Take for example the trope about “atheism is merely a lack of belief” which actually means, “I’m going to act like there’s no God even though I don’t believe that’s the case”. One could make an argument for probabilistic action—that when we don’t know something we have to operate on our best guesses—but even if that’s the route one went (and lack-atheists rarely argue this explicitly) one still has to make the positive case that the probability for action is above the threshold, or one is acting purely irrationally. Which is, in fact, what lack-atheists usually claim if you push them to be explicit. They don’t think, they just act; reason doesn’t actually work anyway; we’re just the most clever of the beasts who crawl the earth; etc. Which, OK, fine, but if one abjures all truth claims, one shouldn’t go on to make truth claims. But they almost always do, and expect to be taken seriously.
And that’s the part that’s really so frustrating. It’s that they demand that one take part in their lies—what else should we call truth claims they make but don’t believe? And then sometimes they’re even more explicit. I met one fellow who claimed that Jesus said we have to take the bible literally. And here’s the thing: there is no benefit of the doubt to give the guy. If he was beaten in the head with a tire iron for two hours by a team of professional strong-men, he wouldn’t be stupid enough to think that Jesus said, “you have to take the bible literally”. Because here’s the thing about literal interpretations: they’re literal. If Jesus said you have to take everything in the bible literally, it would include what he said, which to literally mean “you must take everything in the bible literally” would have to be phrased, “you must take everything in the bible literally”. Alternate phrasings would of course be fine, “you must interpret everything in the bible literally” etc. But it would have to be clear and unambiguous and require no interpretation of any kind in order to be an instruction to take it (and everything else in the bible) as clear and unambiguous and requiring no interpretation. Even the most cursory familiarity with the bible—and if one is making claims that a book says something, one has a responsibility to find out that it said it—is sufficient to know that there are no such passages. There was literally no honest way this guy could have claimed what he did. And it seems very likely that he was lying as boldly as he did because it is rude to call him a liar. But when someone unambiguously is a liar, what else are we supposed to do? It coarsens discourse, but to treat a liar like he’s honest is itself dishonest. As Tycho from Penny Arcade said:
You aren’t supposed to call people liars; it’s one of those things you aren’t supposed to do. It seems like a rule cooked up by liars, frankly. But what if a person dissembles madly, and writhes rhetorically, in the service of a goal oblique to their stated aims? I see no reason to invent another word.
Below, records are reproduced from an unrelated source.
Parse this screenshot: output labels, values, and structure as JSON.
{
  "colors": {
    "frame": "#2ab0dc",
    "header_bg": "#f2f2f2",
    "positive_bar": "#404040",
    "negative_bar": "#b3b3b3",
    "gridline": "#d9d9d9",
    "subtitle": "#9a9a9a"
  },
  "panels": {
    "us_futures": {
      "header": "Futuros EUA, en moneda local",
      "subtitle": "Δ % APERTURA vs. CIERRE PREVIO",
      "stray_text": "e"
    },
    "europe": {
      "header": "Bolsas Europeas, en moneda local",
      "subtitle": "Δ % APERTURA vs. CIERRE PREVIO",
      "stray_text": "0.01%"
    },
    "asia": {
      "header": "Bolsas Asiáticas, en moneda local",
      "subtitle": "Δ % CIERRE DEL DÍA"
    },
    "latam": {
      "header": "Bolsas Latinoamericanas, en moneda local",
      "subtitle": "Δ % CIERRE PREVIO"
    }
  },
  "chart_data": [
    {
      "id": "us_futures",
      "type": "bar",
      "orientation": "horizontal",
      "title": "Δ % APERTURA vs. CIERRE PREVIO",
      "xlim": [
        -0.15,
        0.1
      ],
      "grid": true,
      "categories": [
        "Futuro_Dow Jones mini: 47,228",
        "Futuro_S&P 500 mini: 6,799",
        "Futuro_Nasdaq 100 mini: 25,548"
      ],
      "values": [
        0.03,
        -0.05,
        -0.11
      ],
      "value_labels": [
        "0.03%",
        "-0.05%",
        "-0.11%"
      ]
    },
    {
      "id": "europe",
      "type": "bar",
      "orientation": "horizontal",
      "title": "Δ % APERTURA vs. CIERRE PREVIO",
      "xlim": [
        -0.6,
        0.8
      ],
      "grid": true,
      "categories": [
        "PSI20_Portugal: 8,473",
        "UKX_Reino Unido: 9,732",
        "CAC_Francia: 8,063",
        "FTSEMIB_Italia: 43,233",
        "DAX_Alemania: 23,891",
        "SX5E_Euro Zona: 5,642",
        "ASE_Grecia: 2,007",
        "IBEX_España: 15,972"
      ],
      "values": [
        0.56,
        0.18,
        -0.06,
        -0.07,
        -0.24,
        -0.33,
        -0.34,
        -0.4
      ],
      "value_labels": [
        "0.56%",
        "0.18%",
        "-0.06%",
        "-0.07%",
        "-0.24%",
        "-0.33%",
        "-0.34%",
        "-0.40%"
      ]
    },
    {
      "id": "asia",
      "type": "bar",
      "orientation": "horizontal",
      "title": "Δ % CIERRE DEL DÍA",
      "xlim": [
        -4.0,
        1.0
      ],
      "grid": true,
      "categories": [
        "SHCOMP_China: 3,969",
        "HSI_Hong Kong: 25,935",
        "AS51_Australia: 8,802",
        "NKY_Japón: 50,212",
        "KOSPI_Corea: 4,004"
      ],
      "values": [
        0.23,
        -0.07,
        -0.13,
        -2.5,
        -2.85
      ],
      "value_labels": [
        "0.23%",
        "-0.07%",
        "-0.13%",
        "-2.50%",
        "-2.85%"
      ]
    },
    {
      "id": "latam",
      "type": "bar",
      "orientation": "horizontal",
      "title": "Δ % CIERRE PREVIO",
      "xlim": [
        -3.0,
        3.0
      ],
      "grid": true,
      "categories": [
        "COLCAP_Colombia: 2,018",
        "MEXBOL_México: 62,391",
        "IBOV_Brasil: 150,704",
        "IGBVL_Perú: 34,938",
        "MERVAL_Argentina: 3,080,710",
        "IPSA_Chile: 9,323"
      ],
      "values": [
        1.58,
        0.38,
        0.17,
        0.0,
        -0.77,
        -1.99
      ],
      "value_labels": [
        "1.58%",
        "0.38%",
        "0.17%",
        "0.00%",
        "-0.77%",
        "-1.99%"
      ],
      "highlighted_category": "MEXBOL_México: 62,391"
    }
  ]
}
It’s really normal for Christians to go out of their way to try to make out atheists as being merely misguided, the victims of bad Christians who didn’t teach them well, etc. and I certainly get the impulse. There are some people who are like that. But at the end of the day, when somebody professes something obviously false like that we don’t have free will, or that reason doesn’t work, or whatever it is, they’re still human and still have a duty to actually investigate the world and try to be right about it and so the best case that you can make out for someone saying things like this then ignoring them and moving on is that they’re doing no better a job of being honest than you could expect of them given how badly they were raised. Which may be true, but so what? We’re not their judges. It’s not our job to judge whether they’re culpable for their lies; it’s first to not be complicit and second if possible to help them to stop lying. And I don’t think that failing at step 1 is likely to help succeed at step 2.